À l’arrivée, comme toujours, on se penchera tendrement vers les plus démunis en leur expliquant, le vibrato dans la voix, qu’ils sont la sève de la nation et peuvent ainsi continuer à rouler sur la pente sans fin du sacrifice et de la précarité. D’ailleurs, n’a-t-on pas appris, ce mardi, par le dernier rapport de Médecin du Monde, que les conditions d’accès aux soins pour les plus pauvres se sont encore sensiblement dégradées au cours des douze derniers mois ? D’ailleurs, déjà, dans les travées des musées frondeurs lorgne-t-on méchamment vers les artistes – et surtout techniciens – les plus fragilisés, ces intermittents dont on ignore tout des vraies conditions de vie et des affres de la quête constante d’un emploi, brandissant pour seuls exemples les quelques-uns qui jonglent avec la fortune du box office et les abus des grosses sociétés.

Ainsi, mercredi, sur France Info, Fabrice Bousteau, Directeur de la Rédaction du select Beaux-Arts magazine, se faisait le fervent avocat des détenteurs passionnés des merveilles de notre patrimoine pictural tout en enjoignant le gouvernement à mettre à la diète les quelques 160 000 intermittents du spectacle qui font pourtant vivre, plus que tous les autres, l’ensemble des métiers de la création et se voient déjà largement exclus du marché du logement et du crédit. Mais il faut bien que quelqu’un paye. Et puisque ce ne sera pas les amis les plus fortunés de Libération

Est-ce la seule amitié pour la ministre qui a guidé la plume du directeur de Libération ? A moins qu’il s’agisse de convictions viscéralement libérales, chevillées au portefeuille ? Ou alors… Non, quand même pas… On n’ose imaginer que c’est la situation économique critique du journal qui a pu motiver une telle tribune, qui envoie une gifle cinglante au visage du peuple… On n’ose imaginer que la volonté de plaire en soutenant l’injustice fiscale puisse prendre racine dans un appel à l’aide pour renflouer une rédaction qui, en plein crise bien réelle de la presse, s’est coupée avec mépris d’une partie de son lectorat naturel… Non, on n’ose imaginer…

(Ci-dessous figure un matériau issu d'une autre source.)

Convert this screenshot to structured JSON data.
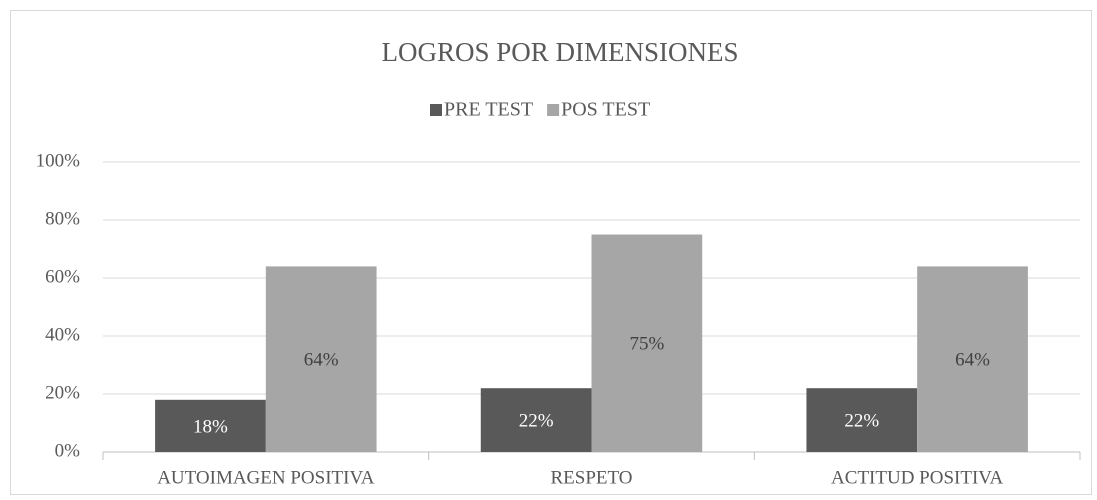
{
  "chart_data": {
    "type": "bar",
    "title": "LOGROS POR DIMENSIONES",
    "categories": [
      "AUTOIMAGEN POSITIVA",
      "RESPETO",
      "ACTITUD POSITIVA"
    ],
    "series": [
      {
        "name": "PRE TEST",
        "color": "#595959",
        "values": [
          18,
          22,
          22
        ],
        "value_labels": [
          "18%",
          "22%",
          "22%"
        ]
      },
      {
        "name": "POS TEST",
        "color": "#a6a6a6",
        "values": [
          64,
          75,
          64
        ],
        "value_labels": [
          "64%",
          "75%",
          "64%"
        ]
      }
    ],
    "ylim": [
      0,
      100
    ],
    "yticks": [
      {
        "value": 0,
        "label": "0%"
      },
      {
        "value": 20,
        "label": "20%"
      },
      {
        "value": 40,
        "label": "40%"
      },
      {
        "value": 60,
        "label": "60%"
      },
      {
        "value": 80,
        "label": "80%"
      },
      {
        "value": 100,
        "label": "100%"
      }
    ],
    "grid": true,
    "legend": "top"
  }
}
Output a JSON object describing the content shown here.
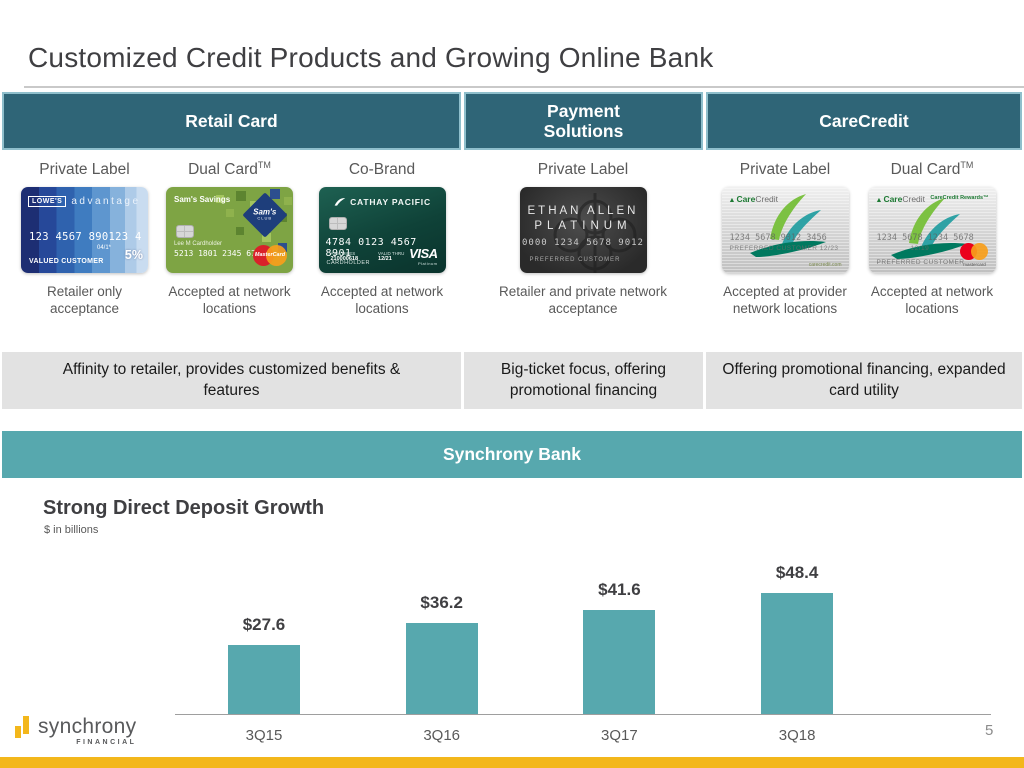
{
  "slide": {
    "title": "Customized Credit Products and Growing Online Bank",
    "page_number": "5"
  },
  "colors": {
    "header_fill": "#2F6577",
    "header_border": "#8FBFCC",
    "banner_teal": "#57A8AE",
    "band_gray": "#E2E2E2",
    "accent_gold": "#F3B71B",
    "bar_teal": "#57A8AE"
  },
  "sections": {
    "retail": {
      "header": "Retail Card",
      "summary": "Affinity to retailer, provides customized benefits & features"
    },
    "payment": {
      "header": "Payment Solutions",
      "summary": "Big-ticket focus, offering promotional financing"
    },
    "care": {
      "header": "CareCredit",
      "summary": "Offering promotional financing, expanded card utility"
    }
  },
  "products": [
    {
      "label": "Private Label",
      "tm": "",
      "acceptance": "Retailer only acceptance"
    },
    {
      "label": "Dual Card",
      "tm": "TM",
      "acceptance": "Accepted at network locations"
    },
    {
      "label": "Co-Brand",
      "tm": "",
      "acceptance": "Accepted at network locations"
    },
    {
      "label": "Private Label",
      "tm": "",
      "acceptance": "Retailer and private network acceptance"
    },
    {
      "label": "Private Label",
      "tm": "",
      "acceptance": "Accepted at provider network locations"
    },
    {
      "label": "Dual Card",
      "tm": "TM",
      "acceptance": "Accepted at network locations"
    }
  ],
  "cards": {
    "lowes": {
      "brand": "LOWE'S",
      "product": "advantage",
      "number": "123 4567 890123 4",
      "expiry": "04/1*",
      "holder": "VALUED CUSTOMER",
      "badge": "5%"
    },
    "sams": {
      "brand": "Sam's Savings",
      "club_line1": "Sam's",
      "club_line2": "CLUB",
      "holder": "Lee M Cardholder",
      "number": "5213 1801 2345 6789",
      "network": "MasterCard"
    },
    "cathay": {
      "brand": "CATHAY PACIFIC",
      "number": "4784 0123 4567 8901",
      "miles_label": "ASIA MILES",
      "miles": "210000618",
      "valid_label": "VALID THRU",
      "valid": "12/21",
      "holder": "CARDHOLDER",
      "network": "VISA",
      "tier": "Platinum"
    },
    "ethan": {
      "line1": "ETHAN ALLEN",
      "line2": "PLATINUM",
      "number": "0000 1234 5678 9012",
      "holder": "PREFERRED CUSTOMER"
    },
    "care_pl": {
      "brand_care": "Care",
      "brand_credit": "Credit",
      "number": "1234 5678 9012 3456",
      "row2": "PREFERRED CUSTOMER  12/23",
      "site": "carecredit.com"
    },
    "care_dual": {
      "brand_care": "Care",
      "brand_credit": "Credit",
      "rewards": "CareCredit Rewards™",
      "number": "1234 5678 1234 5678",
      "expiry": "12/19",
      "holder": "PREFERRED CUSTOMER",
      "network": "mastercard"
    }
  },
  "bank": {
    "banner": "Synchrony Bank"
  },
  "chart_data": {
    "type": "bar",
    "title": "Strong Direct Deposit Growth",
    "subtitle": "$ in billions",
    "categories": [
      "3Q15",
      "3Q16",
      "3Q17",
      "3Q18"
    ],
    "values": [
      27.6,
      36.2,
      41.6,
      48.4
    ],
    "data_labels": [
      "$27.6",
      "$36.2",
      "$41.6",
      "$48.4"
    ],
    "xlabel": "",
    "ylabel": "",
    "ylim": [
      0,
      55
    ],
    "grid": false,
    "legend": false,
    "bar_color": "#57A8AE"
  },
  "footer": {
    "logo_name": "synchrony",
    "logo_sub": "FINANCIAL"
  }
}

À peine François Hollande était-il élu que notre confrère Baptiste Thion écrivait dans ces colonnes un article prémonitoire intitulé : « Vous avez demandé le changement… veuillez patienter… ». En fait de changement, il s’agit plutôt d’un retour en arrière, entre « tournant de la rigueur » de 1983 et partouzes rue de Valois à l’heure 2.0.